CoverUdo di Fabio: Die Kultur der Freiheit, C.H. Beck Verlag, München 2005.
Ein fulminanter Titel, aber ordnungspolitisch kein großer Wurf! Ein kluges Buch, aber in seiner verwickelten Vielheit, Vagheit und gleichzeitigen konservativen Verbindlichkeit kein Masterplan für eine Kultur der Freiheit. Ein merkwürdiges Buch, das zunächst durch seine 17 Seiten Inhaltsverzeichnis und dann durch „intellektuelle Fingerübungen“ irritiert.

Die Kernthese ist gleichermaßen richtig wie bekannt: Ohne eine Wertbindung der Menschen, ohne eine Wertefundierung der offenen Gesellschaft kann Freiheit, und damit Marktwirtschaft und Demokratie, nur schwer aufrechterhalten werden – „Die Kultur der Freiheit entfaltet sich nur, wenn wir ihre lebendigen und das heißt im besten Sinne bürgerlichen Grundlagen wieder freilegen, ihren positiven Lebensentwurf stärker artikulieren.“ (S. 33). Wilhelm Röpke hatte bereits in den vierziger und fünfziger Jahren vehement für diese Auffassung gekämpft und die Entwurzelung der Menschen durch Vordringen von Sozialingenieurstum und der Entfremdung von der Natur angeprangert. Hier, in der Kritik von Entbürgerlichung, Rationalismusprimat und kulturellem Niedergang liegen die Stärken des im Kern konservativen Buches.

Der Richter des Bundsverfassungsgerichts fordert eine Neubestimmung der Gemeinschaften durch Wertschätzung und Förderung von Familie, Religion und Nation. Er wirbt für ein neues bürgerliches Zeitalter. Positiv hervorzuheben gilt es di Fabios kleine deutsche Nationalgeschichte („Die Identität der Deutschen im Banne ihrer Geschichte“), die er gegen den politisch korrekten linksintellektuellen Strich bürstet. Irritierend ist jedoch seine Nebenthese, die auf dem Cover abgedruckt ist: „Der Westen gerät in Gefahr, weil eine falsche Idee der Freiheit die Alltagsvernunft zerstört.“ Udo di Fabio prangert – zu Recht – die Verwerfungen an, die die 68er angerichtet haben.
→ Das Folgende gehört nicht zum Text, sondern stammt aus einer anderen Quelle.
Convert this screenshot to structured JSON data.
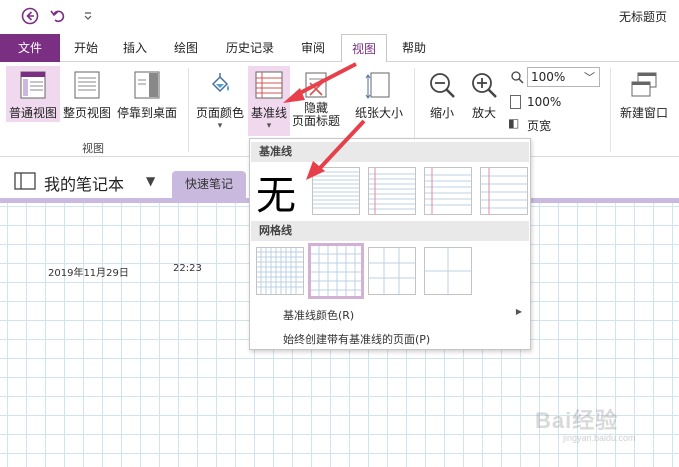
{
  "window": {
    "title": "无标题页"
  },
  "tabs": [
    {
      "label": "文件"
    },
    {
      "label": "开始"
    },
    {
      "label": "插入"
    },
    {
      "label": "绘图"
    },
    {
      "label": "历史记录"
    },
    {
      "label": "审阅"
    },
    {
      "label": "视图"
    },
    {
      "label": "帮助"
    }
  ],
  "ribbon": {
    "views_group": {
      "normal_view": "普通视图",
      "full_page_view": "整页视图",
      "dock_to_desktop": "停靠到桌面",
      "group_label": "视图"
    },
    "page_setup": {
      "page_color": "页面颜色",
      "rule_lines": "基准线",
      "hide_title": "隐藏\n页面标题",
      "paper_size": "纸张大小"
    },
    "zoom": {
      "zoom_out": "缩小",
      "zoom_in": "放大",
      "zoom_value": "100%",
      "percent_100": "100%",
      "page_width": "页宽"
    },
    "window": {
      "new_window": "新建窗口"
    }
  },
  "notebook": {
    "name": "我的笔记本",
    "section": "快速笔记"
  },
  "page": {
    "date": "2019年11月29日",
    "time": "22:23"
  },
  "dropdown": {
    "rule_lines_header": "基准线",
    "none_label": "无",
    "grid_lines_header": "网格线",
    "rule_line_color": "基准线颜色(R)",
    "always_create": "始终创建带有基准线的页面(P)"
  },
  "colors": {
    "accent": "#7a2f82",
    "selected_bg": "#f0d9ef",
    "section_tab": "#c9b9df",
    "grid": "#cfe4ef",
    "arrow": "#e8404a"
  },
  "watermark": {
    "brand": "Bai经验",
    "site": "jingyan.baidu.com"
  }
}
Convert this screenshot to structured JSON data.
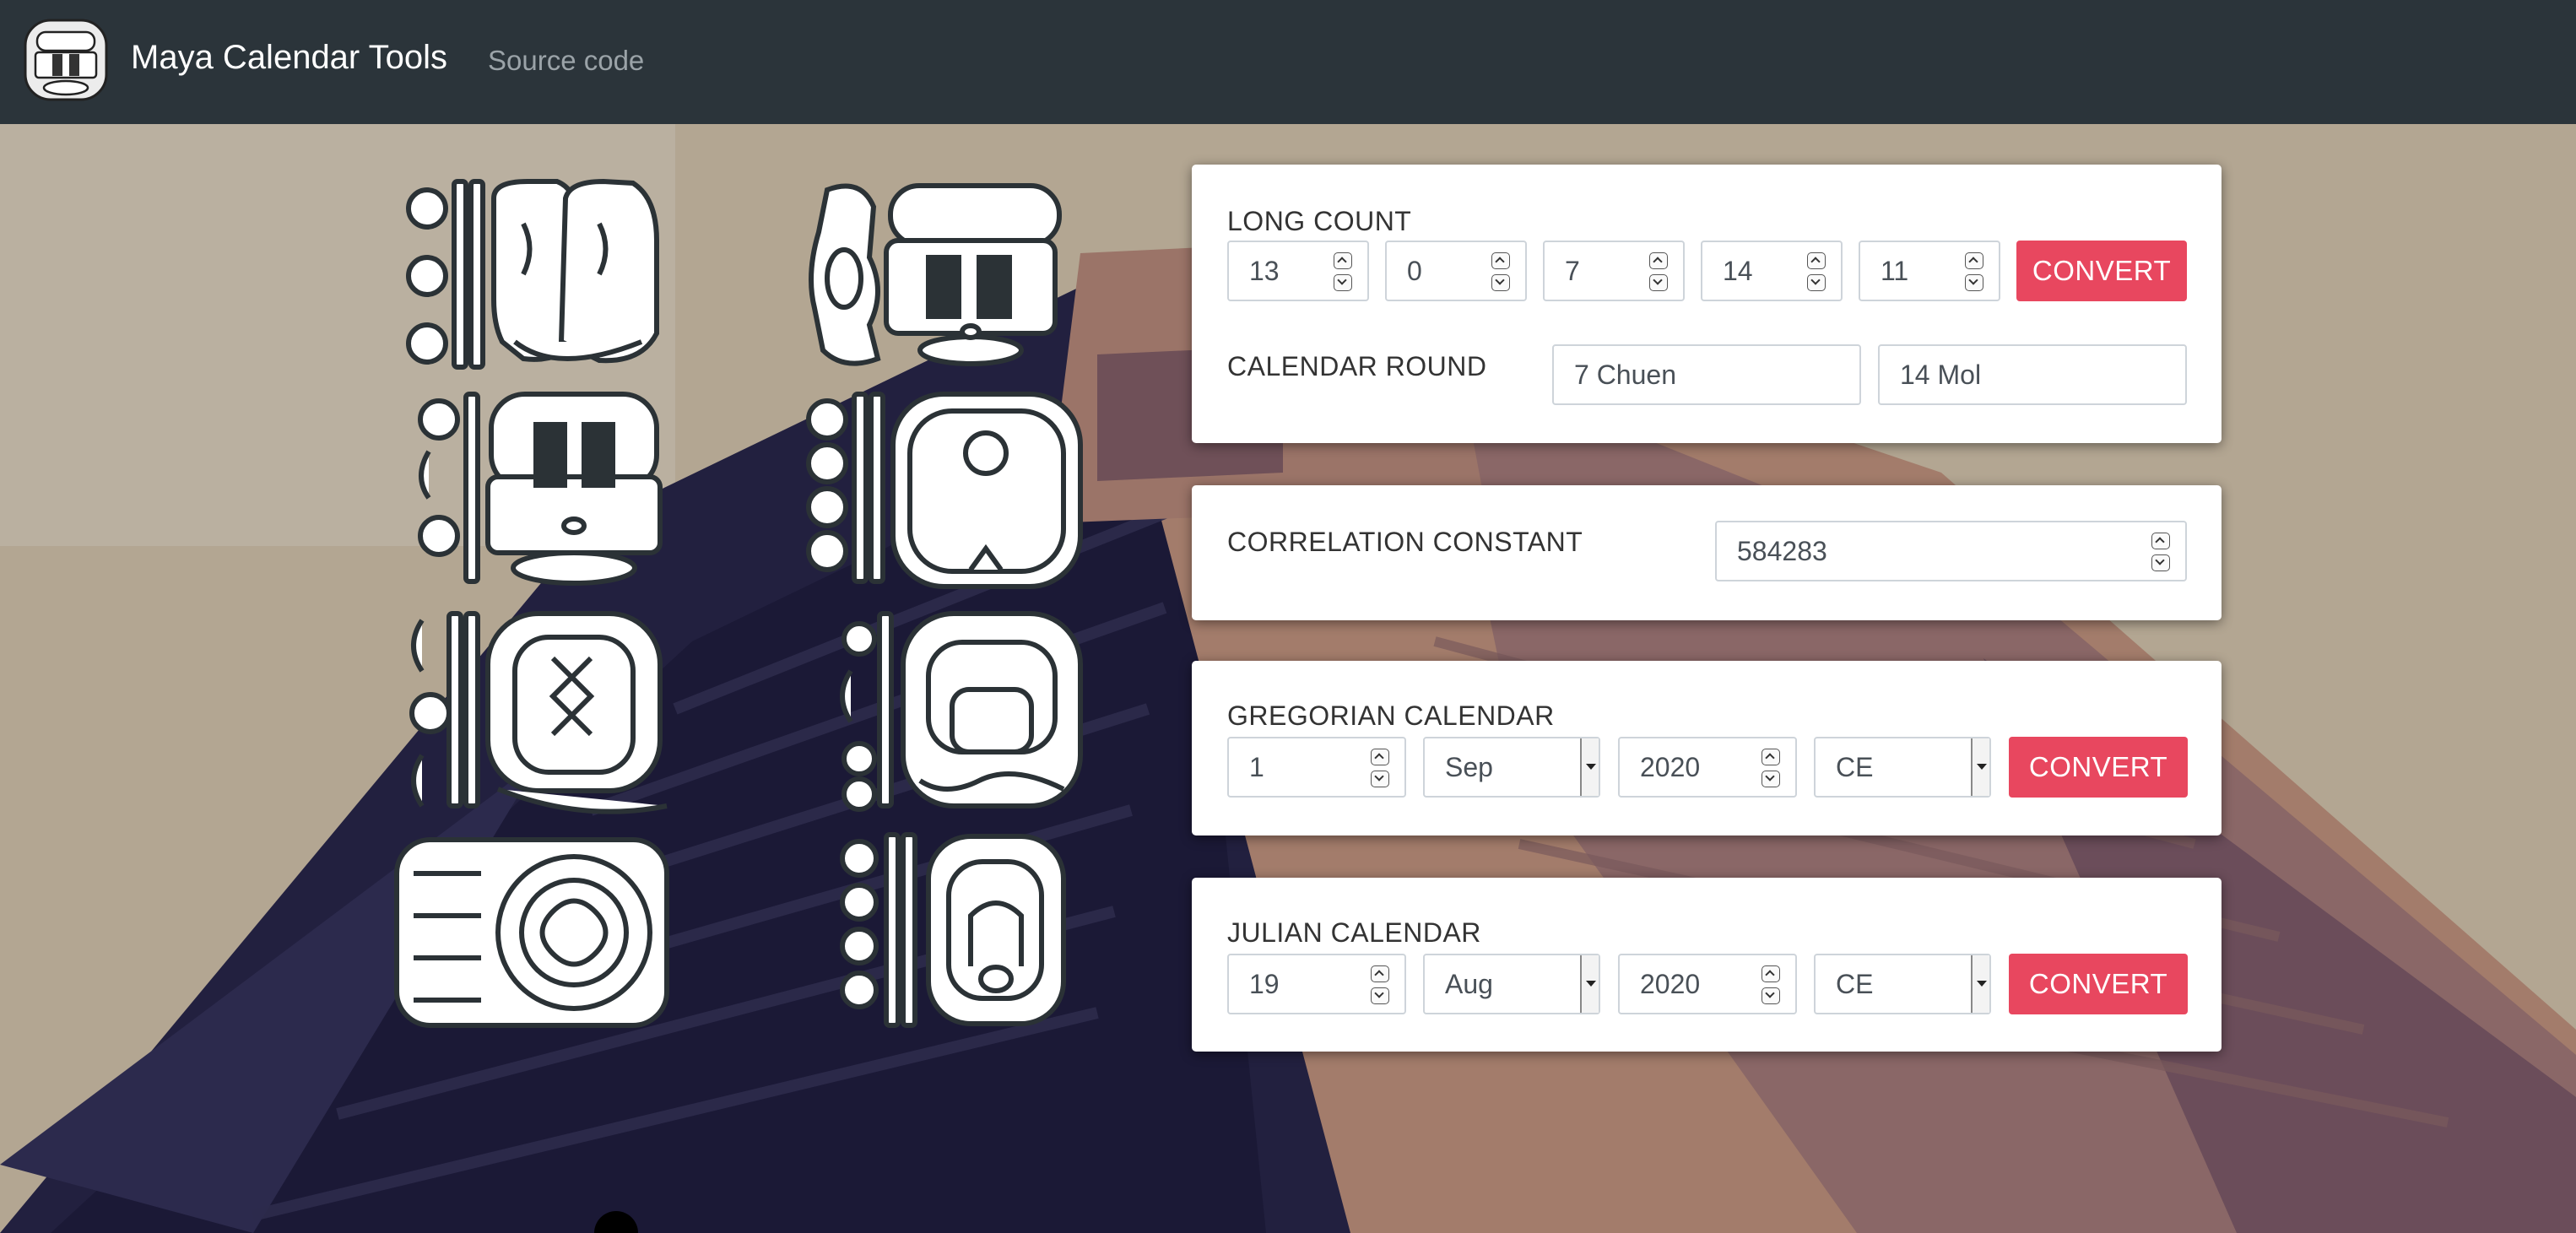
{
  "navbar": {
    "brand": "Maya Calendar Tools",
    "source_link": "Source code",
    "logo_icon": "maya-glyph-logo-icon",
    "background_color": "#2b343a"
  },
  "long_count": {
    "title": "LONG COUNT",
    "values": [
      "13",
      "0",
      "7",
      "14",
      "11"
    ],
    "convert_label": "CONVERT"
  },
  "calendar_round": {
    "title": "CALENDAR ROUND",
    "tzolkin": "7 Chuen",
    "haab": "14 Mol"
  },
  "correlation": {
    "title": "CORRELATION CONSTANT",
    "value": "584283"
  },
  "gregorian": {
    "title": "GREGORIAN CALENDAR",
    "day": "1",
    "month": "Sep",
    "year": "2020",
    "era": "CE",
    "convert_label": "CONVERT"
  },
  "julian": {
    "title": "JULIAN CALENDAR",
    "day": "19",
    "month": "Aug",
    "year": "2020",
    "era": "CE",
    "convert_label": "CONVERT"
  },
  "colors": {
    "accent": "#e8475f",
    "card_bg": "#ffffff"
  }
}
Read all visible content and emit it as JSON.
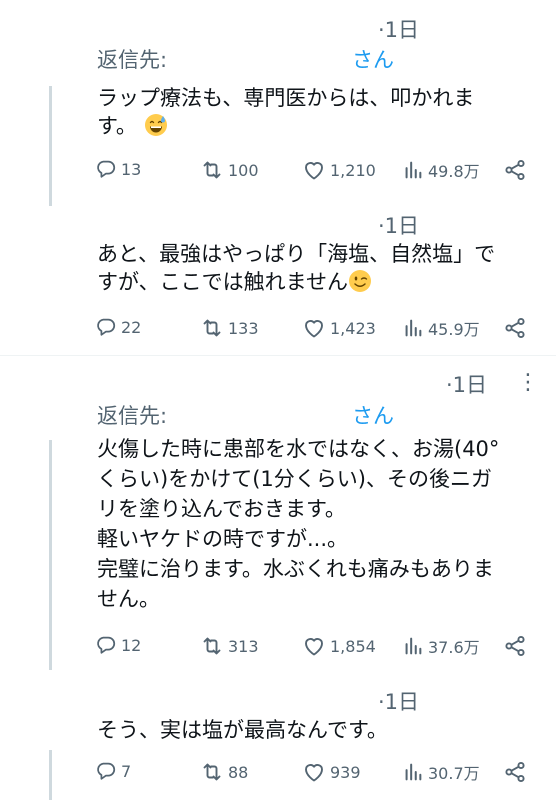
{
  "tweets": [
    {
      "time": "·1日",
      "reply_label": "返信先:",
      "reply_name": "さん",
      "text": "ラップ療法も、専門医からは、叩かれま\nす。",
      "emoji": "sweat-smile",
      "replies": "13",
      "retweets": "100",
      "likes": "1,210",
      "views": "49.8万"
    },
    {
      "time": "·1日",
      "text": "あと、最強はやっぱり「海塩、自然塩」で\nすが、ここでは触れません",
      "emoji": "wink",
      "replies": "22",
      "retweets": "133",
      "likes": "1,423",
      "views": "45.9万"
    },
    {
      "time": "·1日",
      "more": "⋮",
      "reply_label": "返信先:",
      "reply_name": "さん",
      "text": "火傷した時に患部を水ではなく、お湯(40°\nくらい)をかけて(1分くらい)、その後ニガ\nリを塗り込んでおきます。\n軽いヤケドの時ですが...。\n完璧に治ります。水ぶくれも痛みもありま\nせん。",
      "replies": "12",
      "retweets": "313",
      "likes": "1,854",
      "views": "37.6万"
    },
    {
      "time": "·1日",
      "text": "そう、実は塩が最高なんです。",
      "replies": "7",
      "retweets": "88",
      "likes": "939",
      "views": "30.7万"
    }
  ],
  "colors": {
    "text": "#0f1419",
    "muted": "#536471",
    "link": "#1d9bf0",
    "line": "#cfd9de"
  }
}
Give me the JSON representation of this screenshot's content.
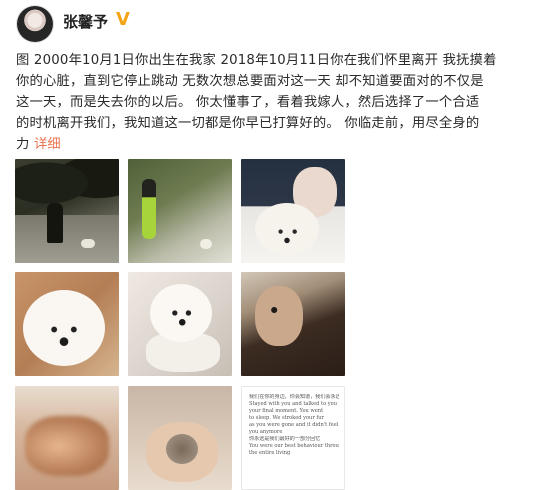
{
  "user": {
    "name": "张馨予",
    "verified_badge": "V",
    "avatar_icon": "avatar-portrait"
  },
  "post": {
    "lines": [
      "图 2000年10月1日你出生在我家 2018年10月11日你在我们怀里离开 我抚摸着",
      "你的心脏，直到它停止跳动 无数次想总要面对这一天 却不知道要面对的不仅是",
      "这一天，而是失去你的以后。 你太懂事了，看着我嫁人，然后选择了一个合适",
      "的时机离开我们，我知道这一切都是你早已打算好的。 你临走前，用尽全身的"
    ],
    "last_line": "力",
    "more_label": "详细"
  },
  "colors": {
    "link": "#eb7350",
    "badge": "#f4a414",
    "text": "#2a2a2a"
  },
  "photos": [
    {
      "label": "photo-night-walk"
    },
    {
      "label": "photo-green-jacket"
    },
    {
      "label": "photo-selfie-with-dog"
    },
    {
      "label": "photo-white-poodle-held"
    },
    {
      "label": "photo-poodle-closeup"
    },
    {
      "label": "photo-dog-on-floor"
    },
    {
      "label": "photo-blurred"
    },
    {
      "label": "photo-hand-fur"
    },
    {
      "label": "photo-text-card"
    }
  ],
  "text_card": {
    "lines": [
      "我们在你的身边，你会知道，我们会永远爱你",
      "Stayed with you and talked to you until",
      "your final moment. You went",
      "to sleep. We stroked your fur",
      "as you were gone and it didn't feel like",
      "you anymore",
      "",
      "你永远是我们最好的一部分回忆",
      "You were our best behaviour through",
      "the entire living"
    ]
  }
}
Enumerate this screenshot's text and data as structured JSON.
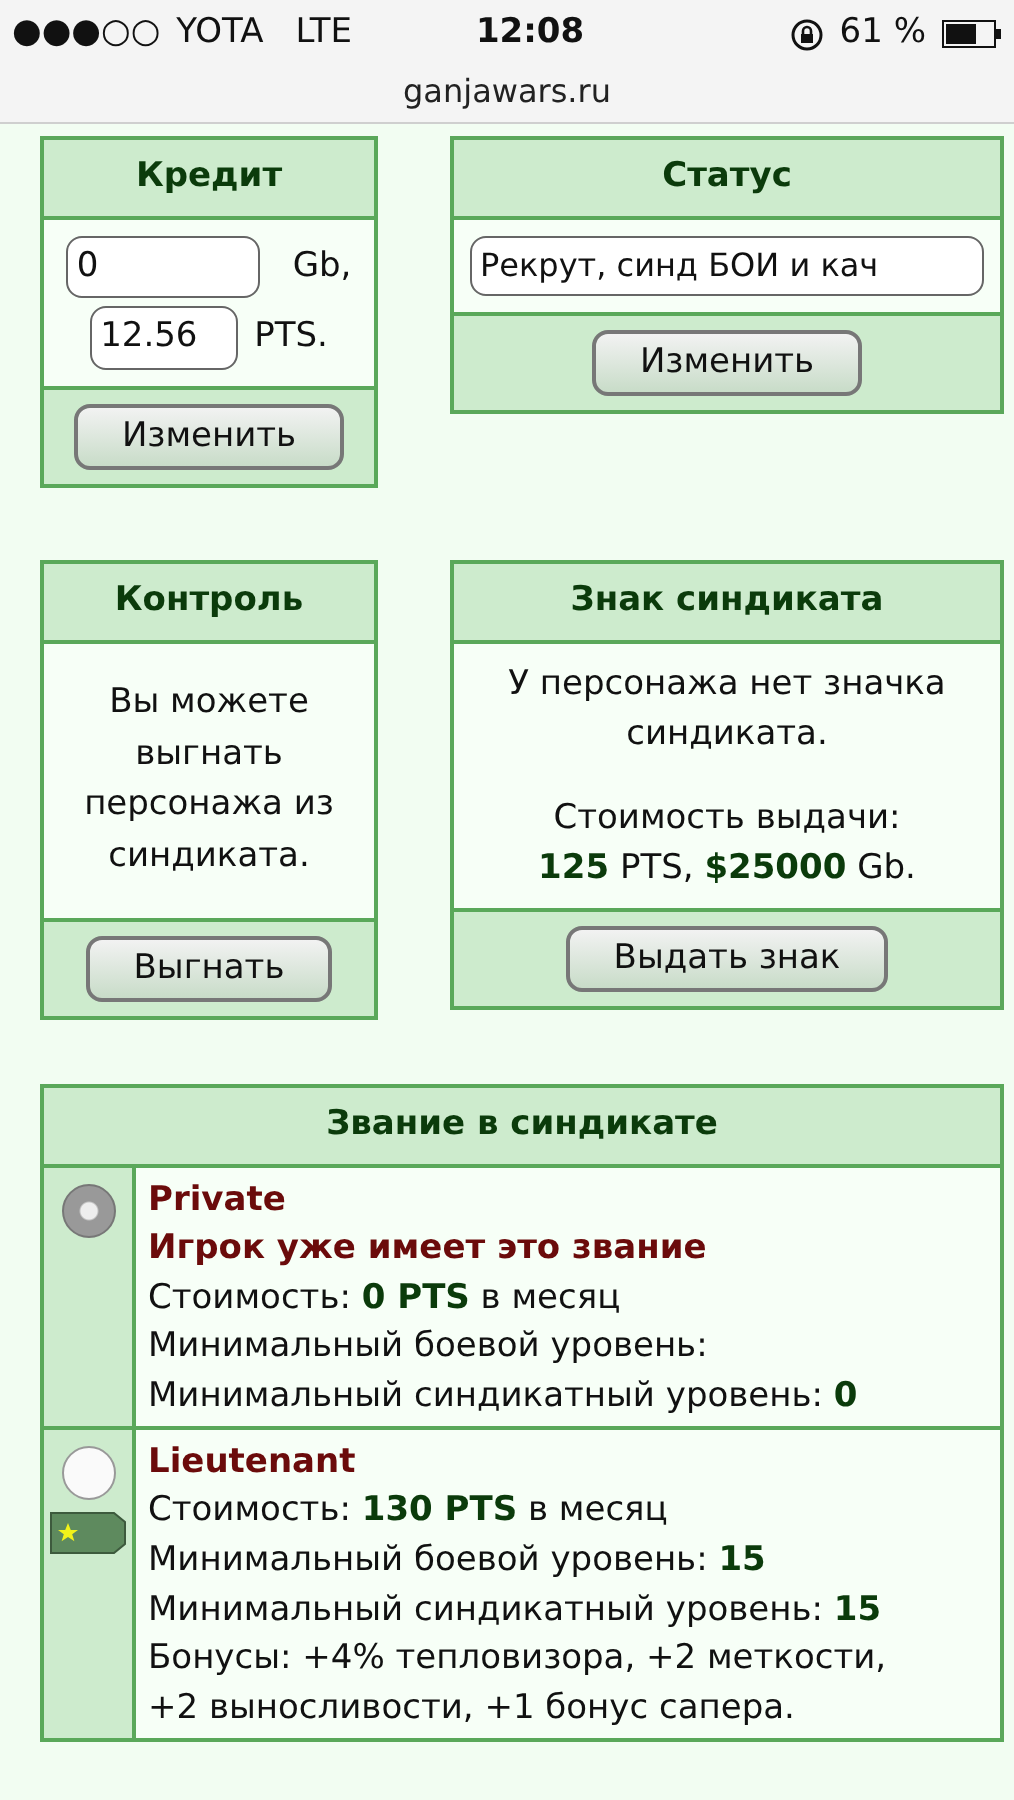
{
  "status_bar": {
    "signal": "●●●○○",
    "carrier": "YOTA",
    "network": "LTE",
    "time": "12:08",
    "battery": "61 %"
  },
  "url": "ganjawars.ru",
  "credit": {
    "title": "Кредит",
    "gb_value": "0",
    "gb_unit": "Gb,",
    "pts_value": "12.56",
    "pts_unit": "PTS.",
    "button": "Изменить"
  },
  "status": {
    "title": "Статус",
    "value": "Рекрут, синд БОИ и кач",
    "button": "Изменить"
  },
  "control": {
    "title": "Контроль",
    "text": "Вы можете выгнать персонажа из синдиката.",
    "button": "Выгнать"
  },
  "sign": {
    "title": "Знак синдиката",
    "text": "У персонажа нет значка синдиката.",
    "cost_label": "Стоимость выдачи:",
    "cost": "**125** PTS, **$25000** Gb.",
    "button": "Выдать знак"
  },
  "ranks": {
    "title": "Звание в синдикате",
    "items": [
      {
        "name": "Private",
        "selected": true,
        "disabled": true,
        "badge": false,
        "note": "Игрок уже имеет это звание",
        "lines": [
          "Стоимость: **0 PTS** в месяц",
          "Минимальный боевой уровень:",
          "Минимальный синдикатный уровень: **0**"
        ]
      },
      {
        "name": "Lieutenant",
        "selected": false,
        "disabled": false,
        "badge": true,
        "lines": [
          "Стоимость: **130 PTS** в месяц",
          "Минимальный боевой уровень: **15**",
          "Минимальный синдикатный уровень: **15**",
          "Бонусы: +4% тепловизора, +2 меткости, +2 выносливости, +1 бонус сапера."
        ]
      }
    ]
  }
}
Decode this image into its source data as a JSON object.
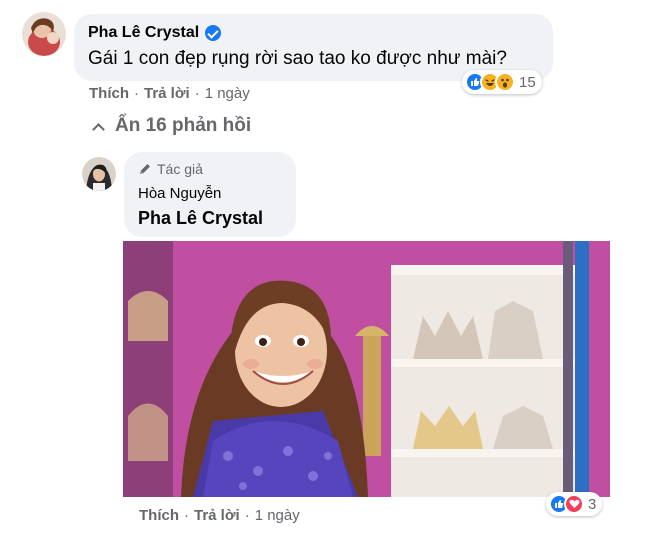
{
  "comment": {
    "author": "Pha Lê Crystal",
    "text": "Gái 1 con đẹp rụng rời sao tao ko được như mài?",
    "reactions": {
      "icons": [
        "like-icon",
        "haha-icon",
        "wow-icon"
      ],
      "count": "15"
    },
    "actions": {
      "like": "Thích",
      "reply": "Trả lời",
      "time": "1 ngày",
      "separator": "·"
    }
  },
  "replies_toggle": {
    "label": "Ẩn 16 phản hồi",
    "icon": "chevron-up-icon"
  },
  "reply": {
    "badge": "Tác giả",
    "author": "Hòa Nguyễn",
    "mention": "Pha Lê Crystal",
    "media": {
      "type": "gif"
    },
    "reactions": {
      "icons": [
        "like-icon",
        "love-icon"
      ],
      "count": "3"
    },
    "actions": {
      "like": "Thích",
      "reply": "Trả lời",
      "time": "1 ngày",
      "separator": "·"
    }
  },
  "colors": {
    "bubble": "#f0f2f5",
    "meta_text": "#65676b",
    "like_blue": "#1877f2",
    "love_red": "#f33e58",
    "wow_yellow": "#f7b125"
  }
}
Sie jedoch wie den Irrweg des Sozialstaates in den Zusammenhang einer falschen, übersteigerten Idee der Freiheit zu stellen, ist angesichts des puren Sozialismus dieser Bewegung eine gefährliche Fehlinterpretation. Zudem irritiert di Fabios kritische Sicht des Marktes, der Ökonomisierung, der Vermischung von real existierendem Kapitalismus und erstrebenswertem Liberalismus verstanden als Verfassung der Freiheit. Diese antiliberale Sicht scheint immer wieder durch (S. 80, 122-132, 124 (!)). Udo di Fabio ist weder Sozialphilosoph noch Ökonom, sondern Jurist und Bildungsbürger. Das führt dazu, dass er wortgewaltig argumentiert, aber häufig an der Oberfläche haften bleibt. Mangels Prinzipien, mangels Vorwärtsgewandtheit, mangels  tiefer Verwurzelung in der Tradition, ja in der Kultur der Freiheit bleibt di Fabio eine kulturelle Ordnung der Freiheit schuldig.

Konservative können keine Alternative anbieten, zu der Richtung, in der wir uns bewegen. Sie befürworten die Mitte, den Kompromiss, aber Freiheit verträgt keine Kompromisse. Moralische Überzeugungen und Appelle allein werden Deutschland nicht aus der Krise führen. Die Kultur der Freiheit bleibt die zentrale Herausforderung.